No es la principal preocupación en el ánimo del venezolano el cómo salir de esta tragedia. La aspiración de todos es que termine pronto. Poco importa ya la forma como esto finalice, No obstante, sin despejar lo primero, lo segundo seguirá sumido en el campo de lo incierto. Se suele afirmar con marcado simplismo, que hay sólo dos vías de solución, con “votos o con balas.” Esta expresión retórica expresa el evidente dilema entre una solución pacífica o violenta, lo cual es tan obvio como decir, será de noche o de día. Tal nimiedad sólo intenta presentar lo electoral como única vía aceptable.

No es electoral la salida, porque simplemente el régimen nunca más hará unas elecciones con posibilidades de perder. Jamás por las buenas, se desprenderá de ese absoluto dominio logrado sobre el sistema electoral. Si llegare a aceptar un proceso limpio y confiable, lo haría forzado por las presiones y al admitirlo, ya estaría derrocado.

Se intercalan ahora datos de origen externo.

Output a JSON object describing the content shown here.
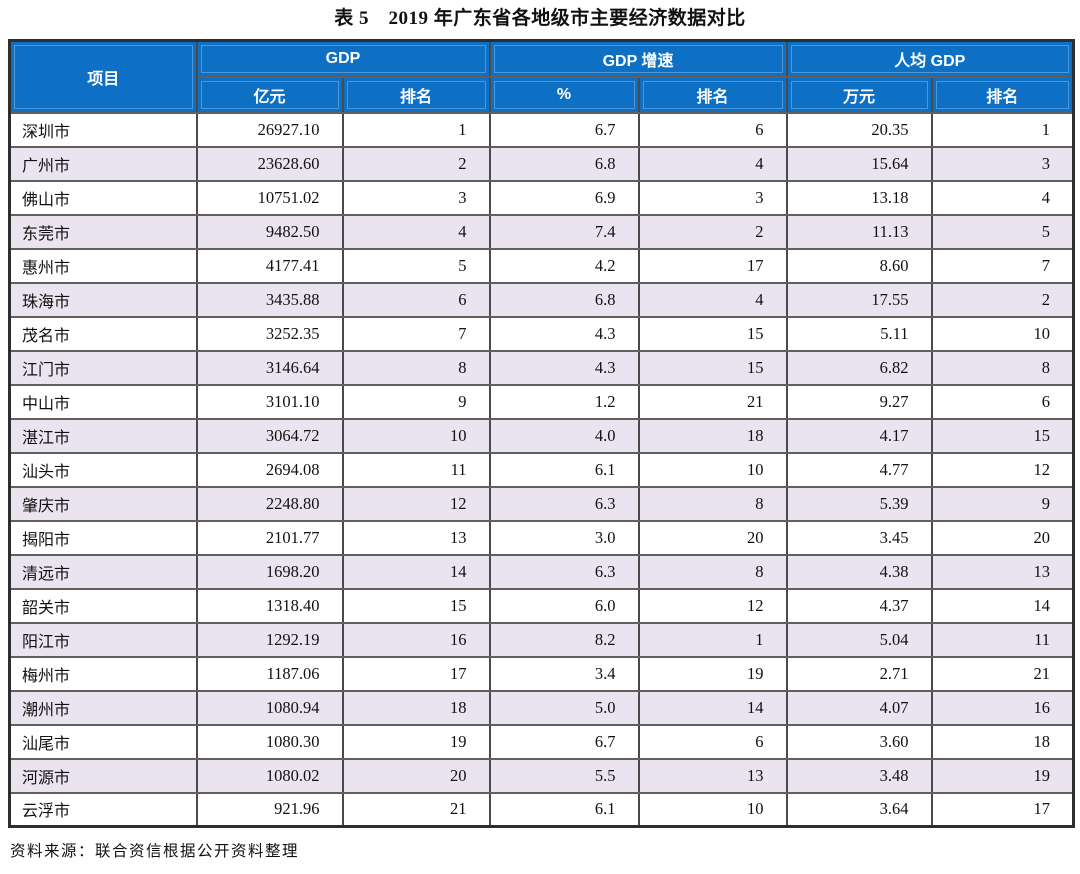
{
  "page": {
    "title": "表 5　2019 年广东省各地级市主要经济数据对比",
    "source_note": "资料来源：联合资信根据公开资料整理"
  },
  "colors": {
    "header_bg": "#0d70c5",
    "header_text": "#ffffff",
    "row_alt_bg": "#e9e4ef",
    "border_dark": "#2e2e2e"
  },
  "table": {
    "header": {
      "item": "项目",
      "groups": [
        {
          "label": "GDP",
          "sub": [
            "亿元",
            "排名"
          ]
        },
        {
          "label": "GDP 增速",
          "sub": [
            "%",
            "排名"
          ]
        },
        {
          "label": "人均 GDP",
          "sub": [
            "万元",
            "排名"
          ]
        }
      ]
    },
    "rows": [
      {
        "city": "深圳市",
        "gdp": "26927.10",
        "gdp_rank": "1",
        "growth": "6.7",
        "growth_rank": "6",
        "pc_gdp": "20.35",
        "pc_rank": "1"
      },
      {
        "city": "广州市",
        "gdp": "23628.60",
        "gdp_rank": "2",
        "growth": "6.8",
        "growth_rank": "4",
        "pc_gdp": "15.64",
        "pc_rank": "3"
      },
      {
        "city": "佛山市",
        "gdp": "10751.02",
        "gdp_rank": "3",
        "growth": "6.9",
        "growth_rank": "3",
        "pc_gdp": "13.18",
        "pc_rank": "4"
      },
      {
        "city": "东莞市",
        "gdp": "9482.50",
        "gdp_rank": "4",
        "growth": "7.4",
        "growth_rank": "2",
        "pc_gdp": "11.13",
        "pc_rank": "5"
      },
      {
        "city": "惠州市",
        "gdp": "4177.41",
        "gdp_rank": "5",
        "growth": "4.2",
        "growth_rank": "17",
        "pc_gdp": "8.60",
        "pc_rank": "7"
      },
      {
        "city": "珠海市",
        "gdp": "3435.88",
        "gdp_rank": "6",
        "growth": "6.8",
        "growth_rank": "4",
        "pc_gdp": "17.55",
        "pc_rank": "2"
      },
      {
        "city": "茂名市",
        "gdp": "3252.35",
        "gdp_rank": "7",
        "growth": "4.3",
        "growth_rank": "15",
        "pc_gdp": "5.11",
        "pc_rank": "10"
      },
      {
        "city": "江门市",
        "gdp": "3146.64",
        "gdp_rank": "8",
        "growth": "4.3",
        "growth_rank": "15",
        "pc_gdp": "6.82",
        "pc_rank": "8"
      },
      {
        "city": "中山市",
        "gdp": "3101.10",
        "gdp_rank": "9",
        "growth": "1.2",
        "growth_rank": "21",
        "pc_gdp": "9.27",
        "pc_rank": "6"
      },
      {
        "city": "湛江市",
        "gdp": "3064.72",
        "gdp_rank": "10",
        "growth": "4.0",
        "growth_rank": "18",
        "pc_gdp": "4.17",
        "pc_rank": "15"
      },
      {
        "city": "汕头市",
        "gdp": "2694.08",
        "gdp_rank": "11",
        "growth": "6.1",
        "growth_rank": "10",
        "pc_gdp": "4.77",
        "pc_rank": "12"
      },
      {
        "city": "肇庆市",
        "gdp": "2248.80",
        "gdp_rank": "12",
        "growth": "6.3",
        "growth_rank": "8",
        "pc_gdp": "5.39",
        "pc_rank": "9"
      },
      {
        "city": "揭阳市",
        "gdp": "2101.77",
        "gdp_rank": "13",
        "growth": "3.0",
        "growth_rank": "20",
        "pc_gdp": "3.45",
        "pc_rank": "20"
      },
      {
        "city": "清远市",
        "gdp": "1698.20",
        "gdp_rank": "14",
        "growth": "6.3",
        "growth_rank": "8",
        "pc_gdp": "4.38",
        "pc_rank": "13"
      },
      {
        "city": "韶关市",
        "gdp": "1318.40",
        "gdp_rank": "15",
        "growth": "6.0",
        "growth_rank": "12",
        "pc_gdp": "4.37",
        "pc_rank": "14"
      },
      {
        "city": "阳江市",
        "gdp": "1292.19",
        "gdp_rank": "16",
        "growth": "8.2",
        "growth_rank": "1",
        "pc_gdp": "5.04",
        "pc_rank": "11"
      },
      {
        "city": "梅州市",
        "gdp": "1187.06",
        "gdp_rank": "17",
        "growth": "3.4",
        "growth_rank": "19",
        "pc_gdp": "2.71",
        "pc_rank": "21"
      },
      {
        "city": "潮州市",
        "gdp": "1080.94",
        "gdp_rank": "18",
        "growth": "5.0",
        "growth_rank": "14",
        "pc_gdp": "4.07",
        "pc_rank": "16"
      },
      {
        "city": "汕尾市",
        "gdp": "1080.30",
        "gdp_rank": "19",
        "growth": "6.7",
        "growth_rank": "6",
        "pc_gdp": "3.60",
        "pc_rank": "18"
      },
      {
        "city": "河源市",
        "gdp": "1080.02",
        "gdp_rank": "20",
        "growth": "5.5",
        "growth_rank": "13",
        "pc_gdp": "3.48",
        "pc_rank": "19"
      },
      {
        "city": "云浮市",
        "gdp": "921.96",
        "gdp_rank": "21",
        "growth": "6.1",
        "growth_rank": "10",
        "pc_gdp": "3.64",
        "pc_rank": "17"
      }
    ]
  }
}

No es el diálogo el camino de la salvación. Todo acuerdo reparador de un conflicto, requiere de ambas partes, interés en convenir. No existe hoy en el régimen razón alguna para arriesgar el poder y la oposición tampoco tiene nada que ofrecer a cambio. El único diálogo viable nunca será con el régimen. Sería con las fuerzas internas y foráneas que lo respaldan, éstos si pudieran tener interés en algún tipo de compensación.
No es tampoco un problema a resolver sólo por los venezolanos. Se ha dicho y con razón, “solos no podemos.” Es evidente que estamos ante una organización delincuencial, dispuesta a todo para mantenerse. Además está apuntalada por potencias internacionales, contra las cuales la ayuda externa es indispensable.

No es “buscando a Dios por los rincones,” como encontraremos la solución. Debemos concluir reconociendo que la salida es de fuerza. Es necesario recuperar la confianza del pueblo con la lucha de calle. Crear la suficiente presión interna y promover el levantamiento social. Trabajadores, estudiantes y pueblo en general, con el apoyo internacional, conformarán la fuerza necesaria para derribar la menguada resistencia de la dictadura. Esto no es sólo posible, sino imperativo de hacer y con mucha premura.